Later that afternoon Shane Black and Jeb Stuart did a comparison of their respective scripts for Lethal Weapon and Die Hard. They both agreed that the Walter Hill film 48 Hours was an inspiration for their films. Another film that got a shout-out as a prototype action adventure was the Julian Fink scripted Dirty Harry (1971).
Black noted how in Die Hard the character played by Alexander Godunov appears in a scene after he has died. Stuart countered that writing a buddy movie is like having the characters in the room with you. Both Black (Kiss Kiss Bang Bang, Iron Man 3) and Stuart (Switchback) have also made the transformation to successful directors.
Stuart had a great story about one of the lines made famous by Die Hard: “Yippee ki-ay motherfucker.” It seems Stuart and his wife, a Broadway producer whose productions have won the Tony Award, were having dinner with a Pulitzer Prize winning author who was being a real dick at the restaurant, insulting the wait staff and such.
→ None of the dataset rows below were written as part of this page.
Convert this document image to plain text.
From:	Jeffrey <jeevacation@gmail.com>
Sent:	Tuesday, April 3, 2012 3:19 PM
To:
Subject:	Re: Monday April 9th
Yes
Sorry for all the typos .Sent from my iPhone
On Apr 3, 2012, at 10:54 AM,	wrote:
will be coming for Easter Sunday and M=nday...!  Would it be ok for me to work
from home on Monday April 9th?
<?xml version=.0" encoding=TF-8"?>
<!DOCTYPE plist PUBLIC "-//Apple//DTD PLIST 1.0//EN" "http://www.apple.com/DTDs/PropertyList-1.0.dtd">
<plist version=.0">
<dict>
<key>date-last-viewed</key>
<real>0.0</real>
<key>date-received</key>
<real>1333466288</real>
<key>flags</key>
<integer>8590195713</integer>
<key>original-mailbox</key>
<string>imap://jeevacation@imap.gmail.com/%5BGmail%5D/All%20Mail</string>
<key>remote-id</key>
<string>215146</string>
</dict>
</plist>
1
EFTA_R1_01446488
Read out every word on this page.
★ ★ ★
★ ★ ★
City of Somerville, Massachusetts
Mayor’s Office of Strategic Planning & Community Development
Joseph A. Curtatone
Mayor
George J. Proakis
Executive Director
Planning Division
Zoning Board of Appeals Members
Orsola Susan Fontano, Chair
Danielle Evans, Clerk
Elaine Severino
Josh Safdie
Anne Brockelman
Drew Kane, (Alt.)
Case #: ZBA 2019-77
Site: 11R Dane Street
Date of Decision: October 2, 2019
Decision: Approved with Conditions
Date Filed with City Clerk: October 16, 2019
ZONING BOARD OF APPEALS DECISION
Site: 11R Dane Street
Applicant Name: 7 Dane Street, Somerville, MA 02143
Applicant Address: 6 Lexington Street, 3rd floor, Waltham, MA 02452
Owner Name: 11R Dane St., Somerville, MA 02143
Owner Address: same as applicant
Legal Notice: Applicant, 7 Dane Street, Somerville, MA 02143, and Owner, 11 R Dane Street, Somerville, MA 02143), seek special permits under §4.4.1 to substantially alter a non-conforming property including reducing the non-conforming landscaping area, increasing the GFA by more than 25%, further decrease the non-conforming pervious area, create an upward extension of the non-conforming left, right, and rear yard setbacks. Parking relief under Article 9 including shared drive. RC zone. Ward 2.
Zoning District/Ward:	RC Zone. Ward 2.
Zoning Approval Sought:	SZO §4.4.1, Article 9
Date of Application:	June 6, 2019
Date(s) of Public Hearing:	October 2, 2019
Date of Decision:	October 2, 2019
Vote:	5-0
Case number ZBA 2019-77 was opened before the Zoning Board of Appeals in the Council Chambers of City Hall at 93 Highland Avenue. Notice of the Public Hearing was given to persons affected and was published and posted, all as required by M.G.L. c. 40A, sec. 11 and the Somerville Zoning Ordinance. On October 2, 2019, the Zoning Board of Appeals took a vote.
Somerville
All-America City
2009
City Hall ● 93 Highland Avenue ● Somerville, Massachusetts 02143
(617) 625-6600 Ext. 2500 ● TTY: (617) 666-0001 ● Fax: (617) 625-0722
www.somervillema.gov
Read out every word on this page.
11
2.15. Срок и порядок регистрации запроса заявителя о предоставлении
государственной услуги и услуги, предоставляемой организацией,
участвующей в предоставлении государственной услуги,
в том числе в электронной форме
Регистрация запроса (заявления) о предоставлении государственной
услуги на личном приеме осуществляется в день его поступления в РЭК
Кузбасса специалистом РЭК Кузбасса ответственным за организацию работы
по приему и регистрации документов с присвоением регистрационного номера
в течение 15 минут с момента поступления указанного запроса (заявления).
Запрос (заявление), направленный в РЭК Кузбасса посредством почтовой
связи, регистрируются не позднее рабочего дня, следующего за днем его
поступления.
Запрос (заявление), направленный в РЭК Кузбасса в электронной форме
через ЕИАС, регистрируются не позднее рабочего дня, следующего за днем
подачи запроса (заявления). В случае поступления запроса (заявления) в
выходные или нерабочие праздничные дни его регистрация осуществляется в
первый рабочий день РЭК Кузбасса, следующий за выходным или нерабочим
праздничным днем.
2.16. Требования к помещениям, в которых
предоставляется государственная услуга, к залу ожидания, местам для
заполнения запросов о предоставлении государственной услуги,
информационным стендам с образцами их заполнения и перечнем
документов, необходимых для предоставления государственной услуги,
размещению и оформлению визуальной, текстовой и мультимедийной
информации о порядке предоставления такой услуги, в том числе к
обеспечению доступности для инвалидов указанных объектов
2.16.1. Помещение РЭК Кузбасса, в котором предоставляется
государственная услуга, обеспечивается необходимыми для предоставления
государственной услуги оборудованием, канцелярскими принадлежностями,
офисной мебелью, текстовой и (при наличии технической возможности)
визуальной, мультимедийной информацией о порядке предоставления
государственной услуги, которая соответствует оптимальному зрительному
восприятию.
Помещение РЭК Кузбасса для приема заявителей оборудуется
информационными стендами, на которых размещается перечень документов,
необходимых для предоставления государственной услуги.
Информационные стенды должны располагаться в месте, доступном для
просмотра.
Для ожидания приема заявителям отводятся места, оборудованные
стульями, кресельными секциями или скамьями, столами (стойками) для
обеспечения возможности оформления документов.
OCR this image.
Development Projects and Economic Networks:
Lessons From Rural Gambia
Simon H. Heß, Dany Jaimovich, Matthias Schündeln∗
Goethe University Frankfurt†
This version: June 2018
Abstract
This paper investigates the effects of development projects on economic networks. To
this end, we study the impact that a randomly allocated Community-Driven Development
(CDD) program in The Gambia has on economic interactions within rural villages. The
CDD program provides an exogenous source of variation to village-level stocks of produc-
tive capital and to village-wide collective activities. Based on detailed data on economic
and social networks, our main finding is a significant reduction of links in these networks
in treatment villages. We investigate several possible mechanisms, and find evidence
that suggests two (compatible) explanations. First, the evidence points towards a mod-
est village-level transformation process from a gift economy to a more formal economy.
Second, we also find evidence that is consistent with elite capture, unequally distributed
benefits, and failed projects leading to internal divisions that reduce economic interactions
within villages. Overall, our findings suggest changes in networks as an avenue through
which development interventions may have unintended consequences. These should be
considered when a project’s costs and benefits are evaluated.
As they left the eatery they kept passing kiosks that had ads for an upcoming installment of the Die Hard series that merely read: “Yippee ki-ay Dot Dot Dot.”
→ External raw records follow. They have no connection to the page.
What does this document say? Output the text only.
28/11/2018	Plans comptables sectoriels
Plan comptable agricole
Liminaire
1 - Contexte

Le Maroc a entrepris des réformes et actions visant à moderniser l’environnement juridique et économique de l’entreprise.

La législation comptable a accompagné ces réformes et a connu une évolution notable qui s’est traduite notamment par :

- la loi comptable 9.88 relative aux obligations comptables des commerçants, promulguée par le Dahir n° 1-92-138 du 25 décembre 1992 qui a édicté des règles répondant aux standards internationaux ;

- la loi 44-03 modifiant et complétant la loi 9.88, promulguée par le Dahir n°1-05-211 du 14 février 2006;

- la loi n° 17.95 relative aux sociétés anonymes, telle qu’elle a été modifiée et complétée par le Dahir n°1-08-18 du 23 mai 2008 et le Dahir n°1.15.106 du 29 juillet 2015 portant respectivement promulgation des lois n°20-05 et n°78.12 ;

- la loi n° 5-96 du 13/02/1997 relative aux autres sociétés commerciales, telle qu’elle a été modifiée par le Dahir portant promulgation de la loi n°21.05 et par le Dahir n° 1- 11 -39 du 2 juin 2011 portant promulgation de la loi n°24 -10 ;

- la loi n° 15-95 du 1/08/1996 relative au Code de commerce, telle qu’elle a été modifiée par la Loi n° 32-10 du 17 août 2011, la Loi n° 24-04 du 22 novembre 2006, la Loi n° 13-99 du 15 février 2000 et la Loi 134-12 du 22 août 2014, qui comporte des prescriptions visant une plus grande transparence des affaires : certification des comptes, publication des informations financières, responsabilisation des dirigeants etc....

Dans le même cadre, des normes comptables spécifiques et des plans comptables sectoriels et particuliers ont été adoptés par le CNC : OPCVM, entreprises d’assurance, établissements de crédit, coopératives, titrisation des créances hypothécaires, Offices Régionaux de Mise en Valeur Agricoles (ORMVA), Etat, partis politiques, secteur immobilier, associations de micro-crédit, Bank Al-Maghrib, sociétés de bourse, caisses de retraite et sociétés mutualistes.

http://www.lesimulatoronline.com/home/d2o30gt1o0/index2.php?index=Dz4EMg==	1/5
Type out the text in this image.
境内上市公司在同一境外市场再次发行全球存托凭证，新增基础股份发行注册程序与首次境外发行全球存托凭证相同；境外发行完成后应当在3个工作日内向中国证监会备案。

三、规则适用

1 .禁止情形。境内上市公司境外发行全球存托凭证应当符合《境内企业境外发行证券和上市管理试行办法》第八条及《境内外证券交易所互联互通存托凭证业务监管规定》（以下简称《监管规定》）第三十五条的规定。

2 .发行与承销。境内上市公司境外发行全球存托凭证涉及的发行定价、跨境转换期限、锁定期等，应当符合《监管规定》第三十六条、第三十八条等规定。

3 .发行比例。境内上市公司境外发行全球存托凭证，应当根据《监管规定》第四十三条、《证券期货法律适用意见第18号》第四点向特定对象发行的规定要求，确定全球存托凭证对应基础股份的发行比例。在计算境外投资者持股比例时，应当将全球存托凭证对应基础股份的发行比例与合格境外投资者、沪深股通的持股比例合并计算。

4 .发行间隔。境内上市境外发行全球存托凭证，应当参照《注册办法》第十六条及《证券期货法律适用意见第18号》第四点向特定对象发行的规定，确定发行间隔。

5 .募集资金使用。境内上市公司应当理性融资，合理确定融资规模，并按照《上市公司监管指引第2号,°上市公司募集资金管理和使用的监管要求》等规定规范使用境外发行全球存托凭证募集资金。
“Finally we were going our separate ways and my wife and I were headed in one direction and he was going to see some play that was closing in 30-minutes. He asked, what is up with these decals that say Yippee ki-ay? And my wife without missing a beat said, that phrase is what keeps the lights on at the Stuart residence.”
Black had a humorous account of pitching a story for an Amazon funded series. In the show, a western, he had a guy getting a blowjob from another guy. Someone shoots the guy giving head and the bullet goes through his skull, comes out the other side and blows the other guy’s balls off. When he asked if Broadcast Standards and Practices would have a problem he was told there was no S&P. “I’m in.”
Michael Arndt, writer of Toy Story 3 and Little Miss Sunshine, wowed a packed audience on Sunday with a three-hour seminar titled The Good, The Bad, and the Insanely Great. Arndt, whose advice on story structure can be found on Youtube, among other places, gave a detailed presentation that involved showing clips from the following movies: Star Wars, The Graduate, and Little Miss Sunshine.
Arndt doesn’t just want a good ending but rather a spectacular and insanely great ending. He started by showing the last two-minutes of Star Wars and then backtracked to follow the arc of external conflicts, internal conflicts and philosophical conflicts, all accompanied by clips. The Star Wars segment went on for an hour-an-a-half but once the audience was familiar with his template the next two presentations flowed quicker.
Arndt also had admiration for the endings of 8½, Catch-22 and The Bad News Bears. You walk out of seminars like this with the gears in your brain grinding and your ideas concisely appearing in front of your eyes.